Common breakage: containers without `--privileged` or without `NVIDIA_VISIBLE_DEVICES`; missing `nvidia-peermem` kernel module silently drops to staged TCP.

## Multi-tenant sharing

- **MIG** (Multi-Instance GPU) — A100, A30, H100, H200, H800. Hardware partitions: dedicated SM slices, L2, memory controllers, HBM. Up to 7 instances on H100 (1g.10gb, 2g.20gb, 3g.40gb, 7g.80gb). Enable: `nvidia-smi -mig 1`, then `nvidia-smi mig -cgi`. Hardware-isolated; safe for multi-tenant. Caveat: no NVLink between MIG instances; tensor-parallel inside a partition only.
- **MPS** (Multi-Process Service) — `nvidia-cuda-mps-control -d`. Multiple CUDA contexts share one GPU concurrently. On Volta+ each client gets isolated GPU address space, but a fatal fault propagates to all clients. **Trusted tenants only.** Best for ensemble inference, MoE expert dispatch, batched microservices. Avoid for untrusted code or long-running training.
- **Time-slicing** (default Kubernetes device-plugin) — multiple pods see same physical GPU; CUDA context switch on each kernel. No isolation, no concurrency. Fine for dev/notebook pools.
- **CUDA streams** — within one process; the right tool for concurrent kernels. Not multi-tenant.

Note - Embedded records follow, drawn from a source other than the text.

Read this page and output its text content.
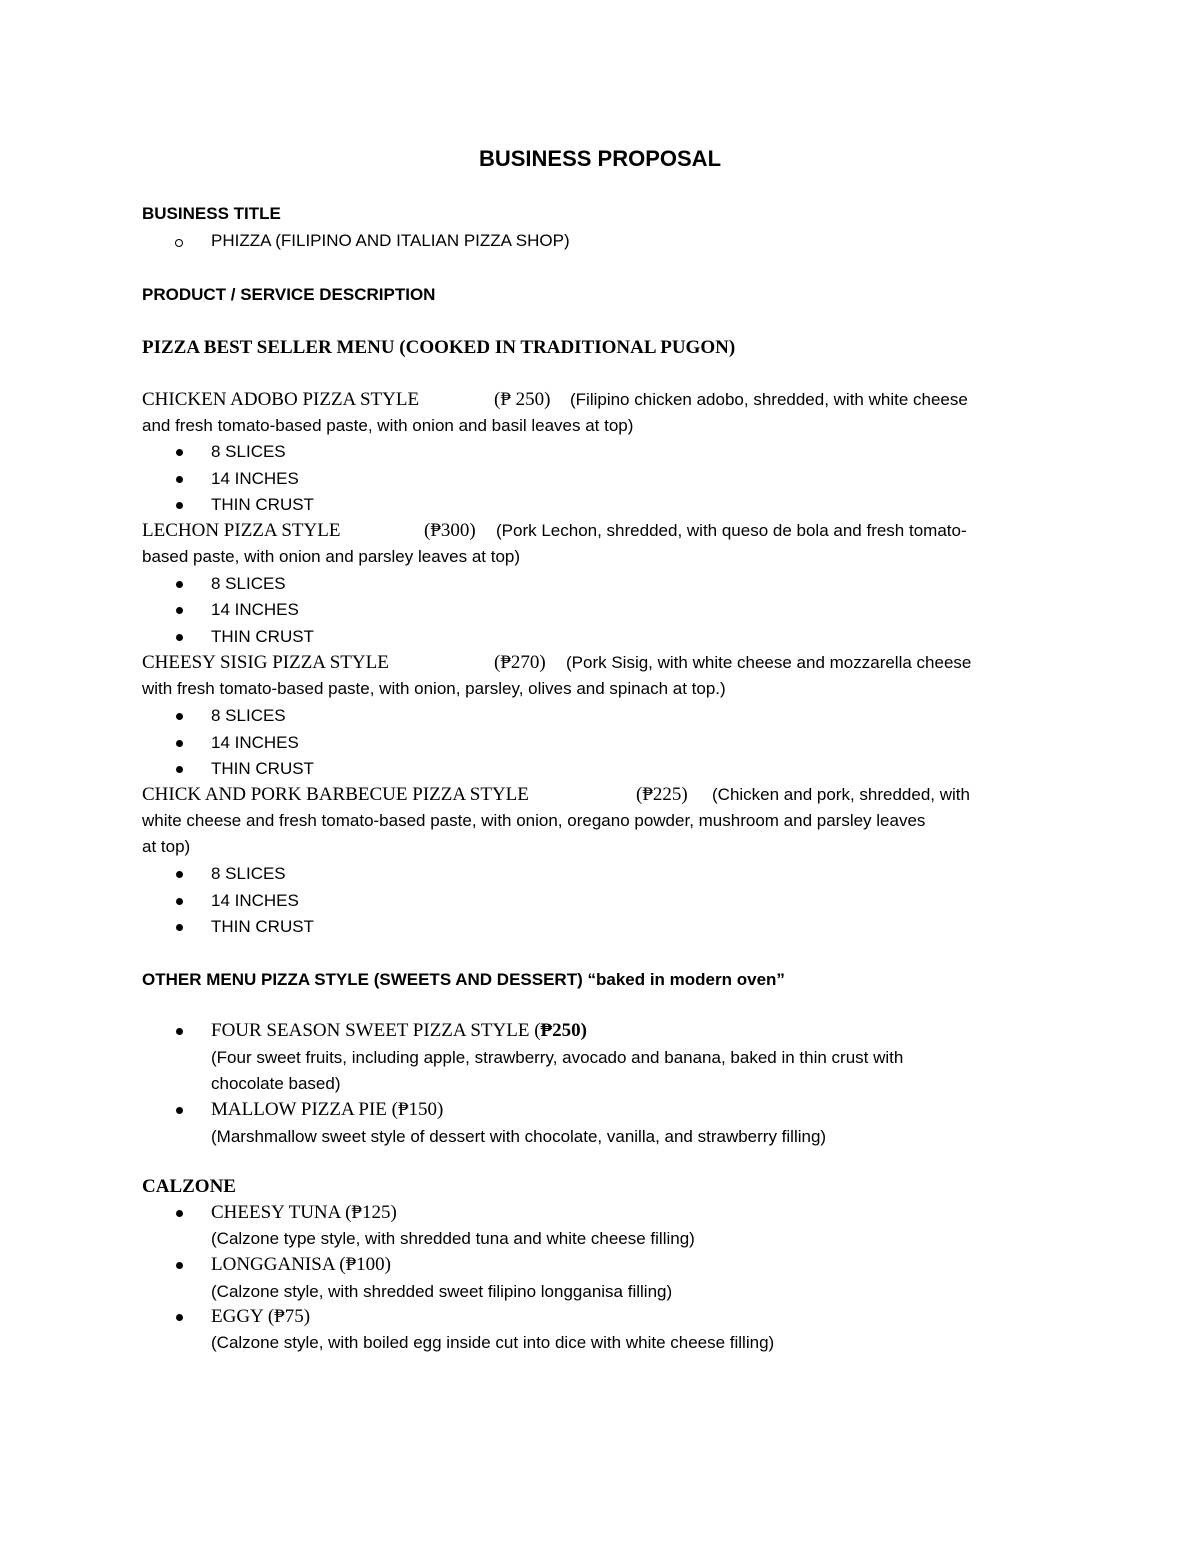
BUSINESS PROPOSAL
BUSINESS TITLE
PHIZZA (FILIPINO AND ITALIAN PIZZA SHOP)
PRODUCT / SERVICE DESCRIPTION
PIZZA BEST SELLER MENU (COOKED IN TRADITIONAL PUGON)
CHICKEN ADOBO PIZZA STYLE	(₱ 250) (Filipino chicken adobo, shredded, with white cheese
and fresh tomato-based paste, with onion and basil leaves at top)
8 SLICES
14 INCHES
THIN CRUST
LECHON PIZZA STYLE	(₱300) (Pork Lechon, shredded, with queso de bola and fresh tomato-
based paste, with onion and parsley leaves at top)
8 SLICES
14 INCHES
THIN CRUST
CHEESY SISIG PIZZA STYLE	(₱270) (Pork Sisig, with white cheese and mozzarella cheese
with fresh tomato-based paste, with onion, parsley, olives and spinach at top.)
8 SLICES
14 INCHES
THIN CRUST
CHICK AND PORK BARBECUE PIZZA STYLE	(₱225) (Chicken and pork, shredded, with
white cheese and fresh tomato-based paste, with onion, oregano powder, mushroom and parsley leaves
at top)
8 SLICES
14 INCHES
THIN CRUST
OTHER MENU PIZZA STYLE (SWEETS AND DESSERT) “baked in modern oven”
FOUR SEASON SWEET PIZZA STYLE (₱250)
(Four sweet fruits, including apple, strawberry, avocado and banana, baked in thin crust with
chocolate based)
MALLOW PIZZA PIE (₱150)
(Marshmallow sweet style of dessert with chocolate, vanilla, and strawberry filling)
CALZONE
CHEESY TUNA (₱125)
(Calzone type style, with shredded tuna and white cheese filling)
LONGGANISA (₱100)
(Calzone style, with shredded sweet filipino longganisa filling)
EGGY (₱75)
(Calzone style, with boiled egg inside cut into dice with white cheese filling)
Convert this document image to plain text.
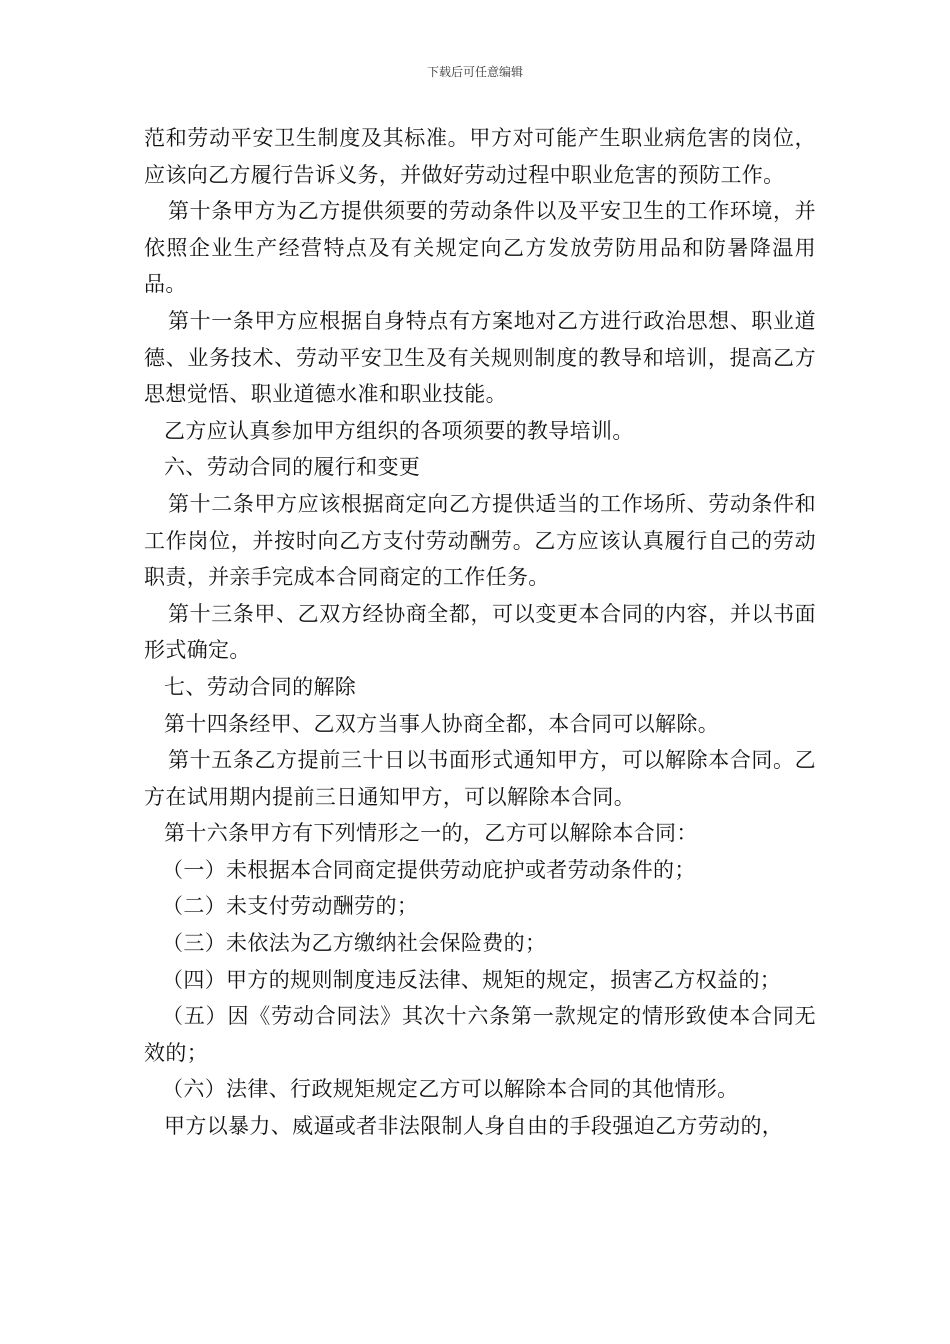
下载后可任意编辑

范和劳动平安卫生制度及其标准。甲方对可能产生职业病危害的岗位，应该向乙方履行告诉义务，并做好劳动过程中职业危害的预防工作。

第十条甲方为乙方提供须要的劳动条件以及平安卫生的工作环境，并依照企业生产经营特点及有关规定向乙方发放劳防用品和防暑降温用品。

第十一条甲方应根据自身特点有方案地对乙方进行政治思想、职业道德、业务技术、劳动平安卫生及有关规则制度的教导和培训，提高乙方思想觉悟、职业道德水准和职业技能。

乙方应认真参加甲方组织的各项须要的教导培训。

六、劳动合同的履行和变更

第十二条甲方应该根据商定向乙方提供适当的工作场所、劳动条件和工作岗位，并按时向乙方支付劳动酬劳。乙方应该认真履行自己的劳动职责，并亲手完成本合同商定的工作任务。

第十三条甲、乙双方经协商全都，可以变更本合同的内容，并以书面形式确定。

七、劳动合同的解除

第十四条经甲、乙双方当事人协商全都，本合同可以解除。

第十五条乙方提前三十日以书面形式通知甲方，可以解除本合同。乙方在试用期内提前三日通知甲方，可以解除本合同。

第十六条甲方有下列情形之一的，乙方可以解除本合同：

（一）未根据本合同商定提供劳动庇护或者劳动条件的；

（二）未支付劳动酬劳的；

（三）未依法为乙方缴纳社会保险费的；

（四）甲方的规则制度违反法律、规矩的规定，损害乙方权益的；

（五）因《劳动合同法》其次十六条第一款规定的情形致使本合同无效的；

（六）法律、行政规矩规定乙方可以解除本合同的其他情形。

甲方以暴力、威逼或者非法限制人身自由的手段强迫乙方劳动的，
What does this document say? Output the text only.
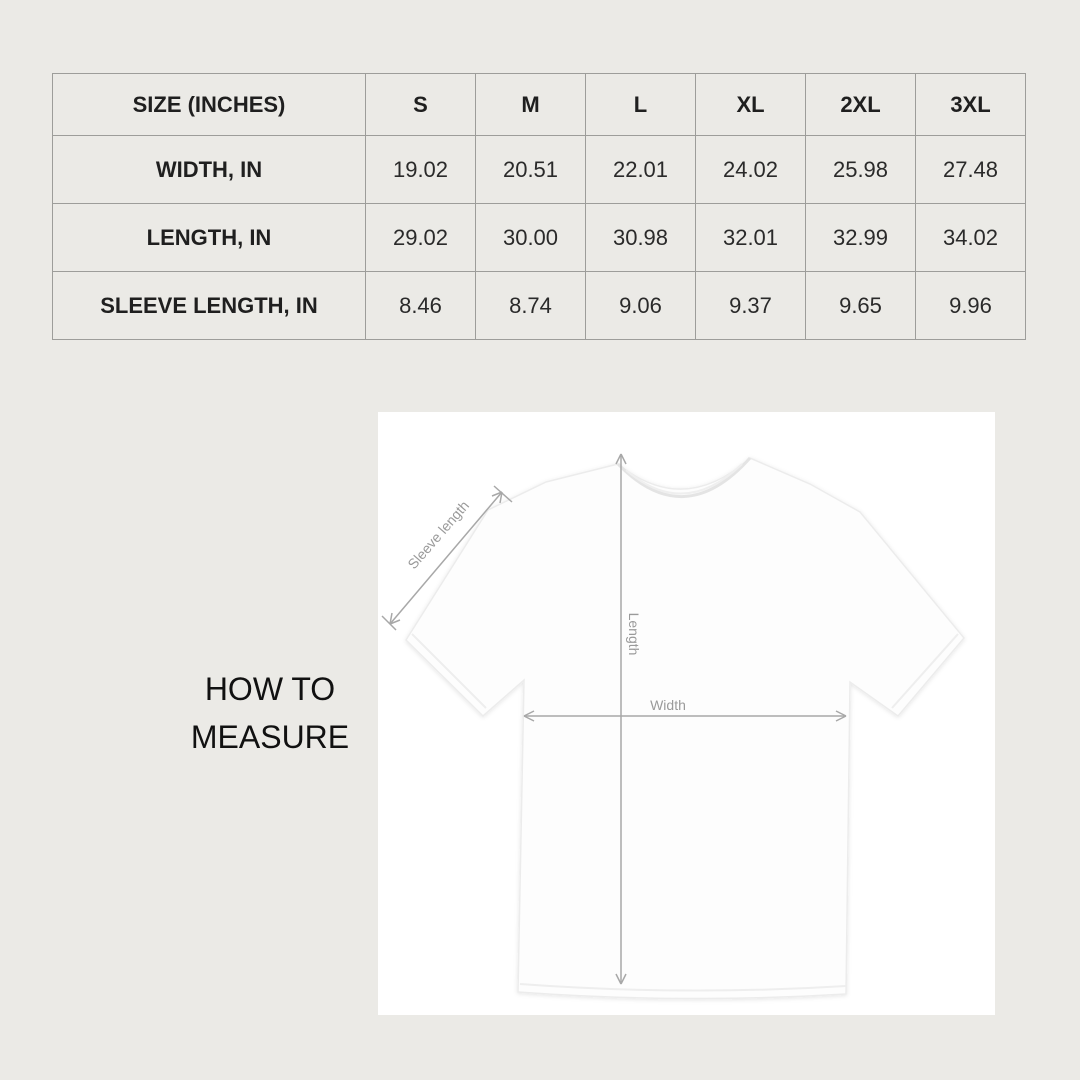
SIZE (INCHES)	S	M	L	XL	2XL	3XL
WIDTH, IN	19.02	20.51	22.01	24.02	25.98	27.48
LENGTH, IN	29.02	30.00	30.98	32.01	32.99	34.02
SLEEVE LENGTH, IN	8.46	8.74	9.06	9.37	9.65	9.96
HOW TO
MEASURE
Sleeve length
Length
Width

Decision: untrusted multi-tenant → MIG (only on supported SKUs). Trusted concurrent → MPS. Casual pool → time-slicing. Within one app → streams.

## Interconnect

| Gen | Per-GPU NVLink | Use |
|---|---|---|
| NVLink 3 (A100) | 600 GB/s | Ampere |
| NVLink 4 (H100) | 900 GB/s | Hopper |
| NVLink 5 (B100/B200) | 1.8 TB/s | Blackwell — 18 sublinks × 100 GB/s |

**NVSwitch** — full-bandwidth crossbar across an NVLink domain. 4th-gen on Blackwell: 72 NVLink5 ports/chip; **GB200 NVL72** aggregates 130 TB/s across 72 GPUs in one rack-scale NVLink domain; scales to 576 GPUs.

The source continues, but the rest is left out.